The more things change, the more they stay the same. Though the 2022 BRIT Awards marked the first time that the longstanding awards show would use no longer gendered categories, the Feb. 8 event still paid homage to one of Britain’s reigning musical monarchs: Adele. For the first time since 2016, Adele, 33, performed at BRITs, but before she could hit the stage at The O2 in London, she walked the carpet. The audience on hand shouted, almost drowning out the television presenters, as she posed like a literal star in the night sky.
when I tell you I just gasped!! @Adele has arrived 🚨 #BRITs pic.twitter.com/SnrwOl4LaQ
— BRIT Awards (@BRITs) February 8, 2022
Adele’s last performance at the BRITs was in 2016, when she sang “When We Were Young” to a packed house. That year, she took home the BRIT for British Album of the Year, British Single of the Year, British Female Solo Artist, and the Global Success Award. She almost had a clean sweep, but One Direction’s “Drag Me Down” nabbed the British Video of the Year over Adele’s “Hello.” She enters the 2022 ceremony with four nominations – British Album of the Year (30), Artist of the Year, Best British Song (“Easy On Me”), and Best Pop/R&B Act. If Adele sweeps the night – not an entirely unthinkable act – she will tie Robbie Williams for the artist with the most BRIT Awards at 13, per the BBC.
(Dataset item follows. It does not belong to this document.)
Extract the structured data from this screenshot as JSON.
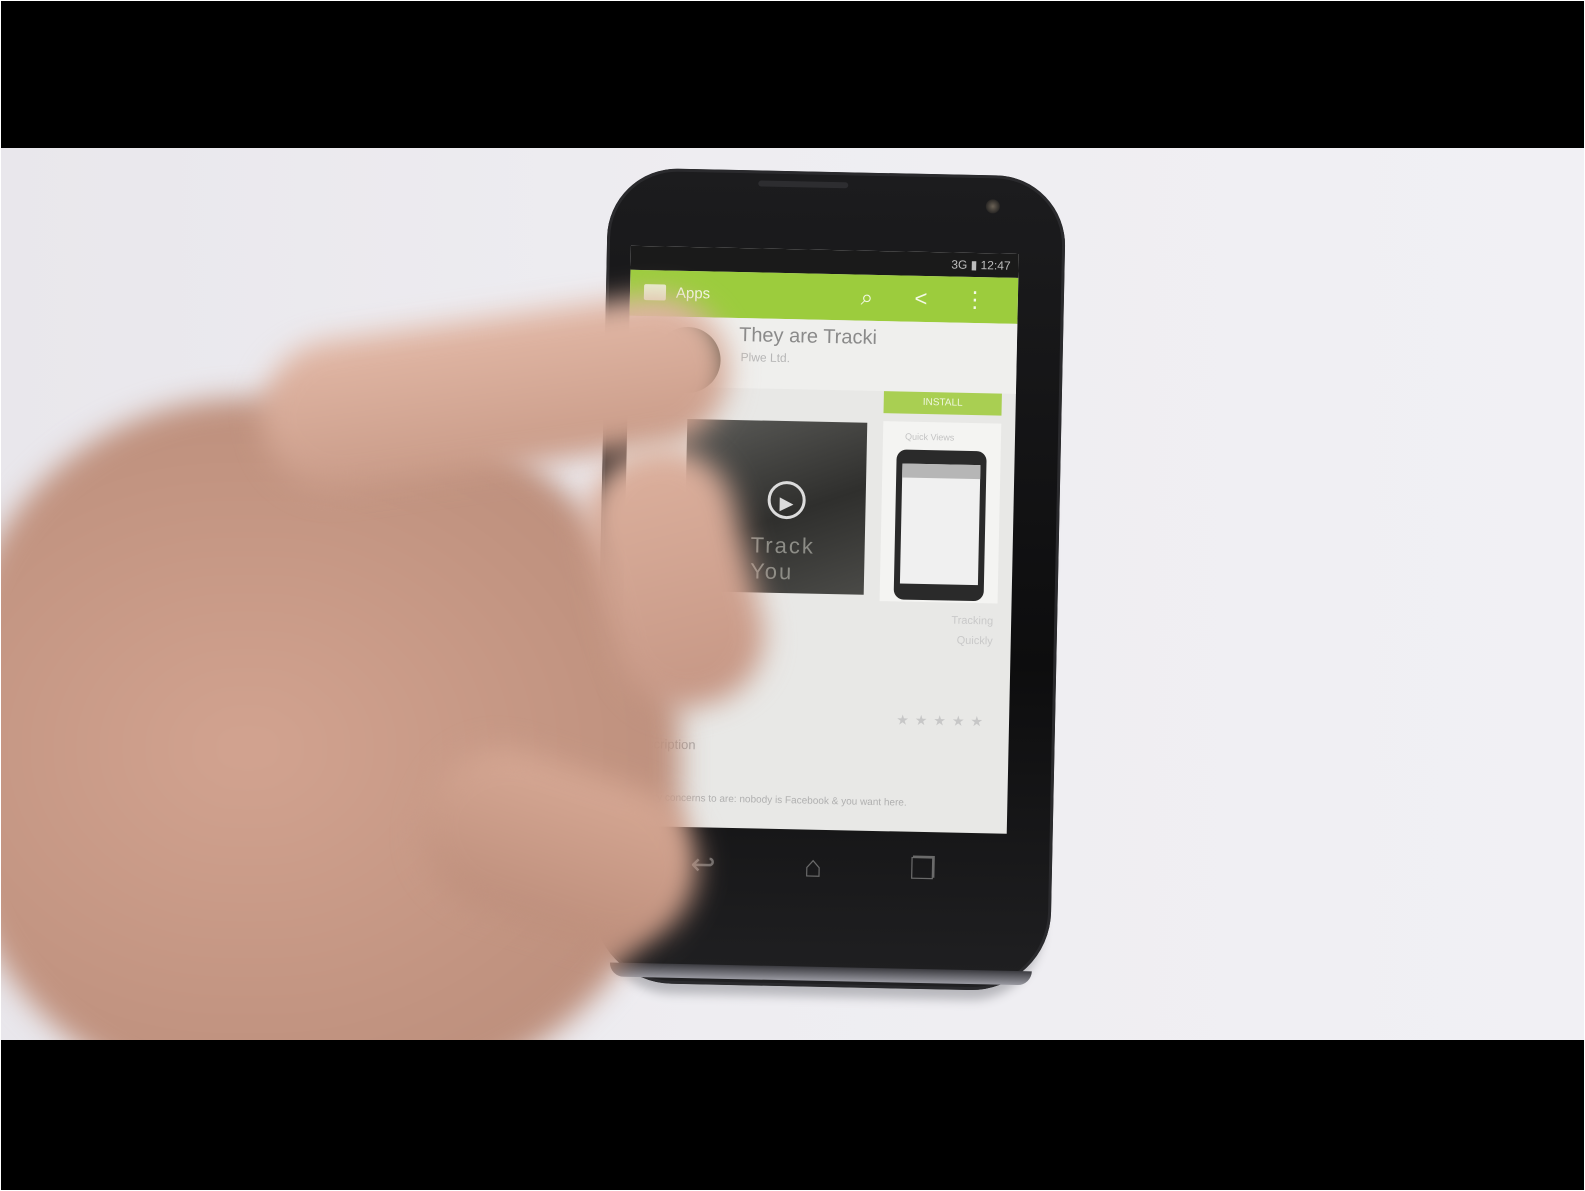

The 2022 Brit Awards marks Adele’s first major performance since postponing her Vegas residency. “I’m so sorry, but my show isn’t ready,” the singer announced in a tearful Instagram post on Jan. 20, one day before the show was supposed to start at the Colosseum of Las Vegas in the Caesars Palace Hotel. “Half my crew and team are [ill] with COVID and still are, and it’s been impossible to finish the show. I’m gutted — I’m sorry it’s so last minute, we’ve been awake for over 30 hours trying to figure it out and we’ve run out of time. I’m so upset and I’m really embarrassed and so sorry to everyone that traveled to get here. I’m really, really sorry.”
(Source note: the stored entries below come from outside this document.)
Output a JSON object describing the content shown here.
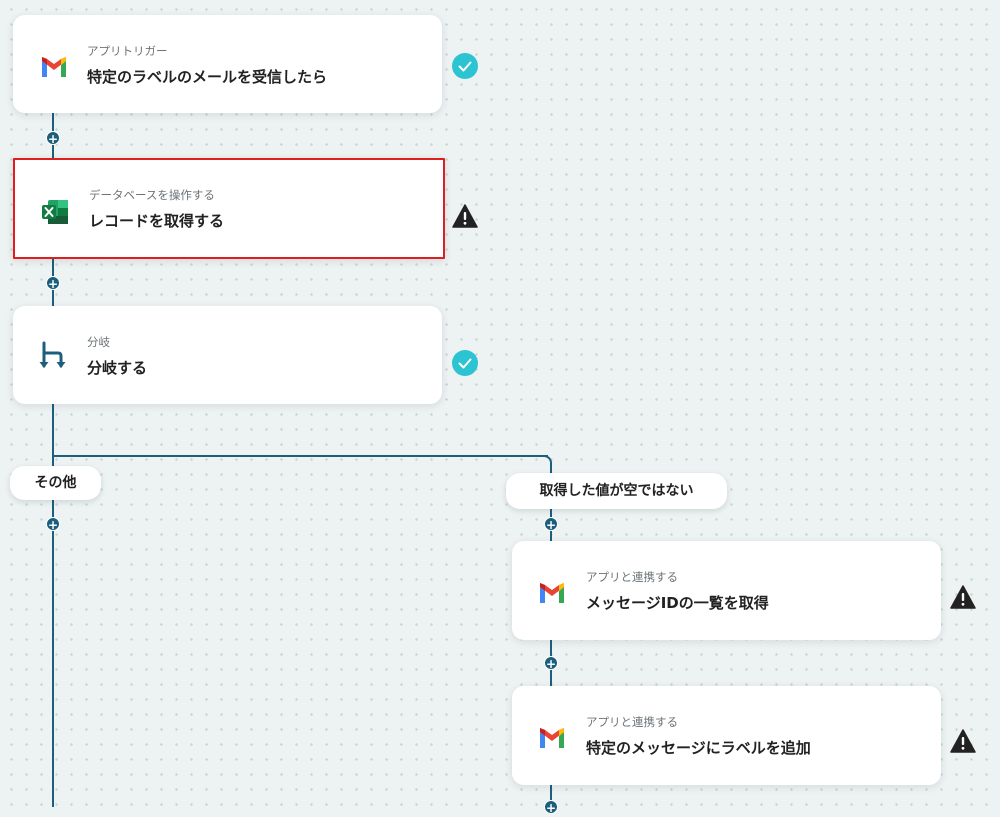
{
  "steps": [
    {
      "category": "アプリトリガー",
      "title": "特定のラベルのメールを受信したら",
      "icon": "gmail-icon",
      "status": "completed"
    },
    {
      "category": "データベースを操作する",
      "title": "レコードを取得する",
      "icon": "excel-icon",
      "status": "warning"
    },
    {
      "category": "分岐",
      "title": "分岐する",
      "icon": "branch-icon",
      "status": "completed"
    },
    {
      "category": "アプリと連携する",
      "title": "メッセージIDの一覧を取得",
      "icon": "gmail-icon",
      "status": "warning"
    },
    {
      "category": "アプリと連携する",
      "title": "特定のメッセージにラベルを追加",
      "icon": "gmail-icon",
      "status": "warning"
    }
  ],
  "branches": {
    "other_label": "その他",
    "condition_label": "取得した値が空ではない"
  },
  "add_symbol": "+",
  "colors": {
    "connector": "#1b5f7c",
    "completed": "#2cc3d2",
    "warning": "#222222",
    "selected_border": "#e01e1e"
  }
}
The Vegas residency is likely the only chance that fans in North America will hear Adele perform her new album. She shot down the idea of doing a marathon world tour, similar to the one that followed her last album, 25. “It’s too unpredictable, with all the rules and stuff,” she told Rolling Stone. “I don’t want anyone coming to my show scared. And I don’t want to get Covid, either.”
No one wants to remember this period of time,” she said earlier in the interview. “Obviously, it’s way better than last year, but the day my album comes out, someone’s loved one will have died from Covid. For them, it’s going to be a reminder every time they hear ‘Easy on Me’ on the radio.”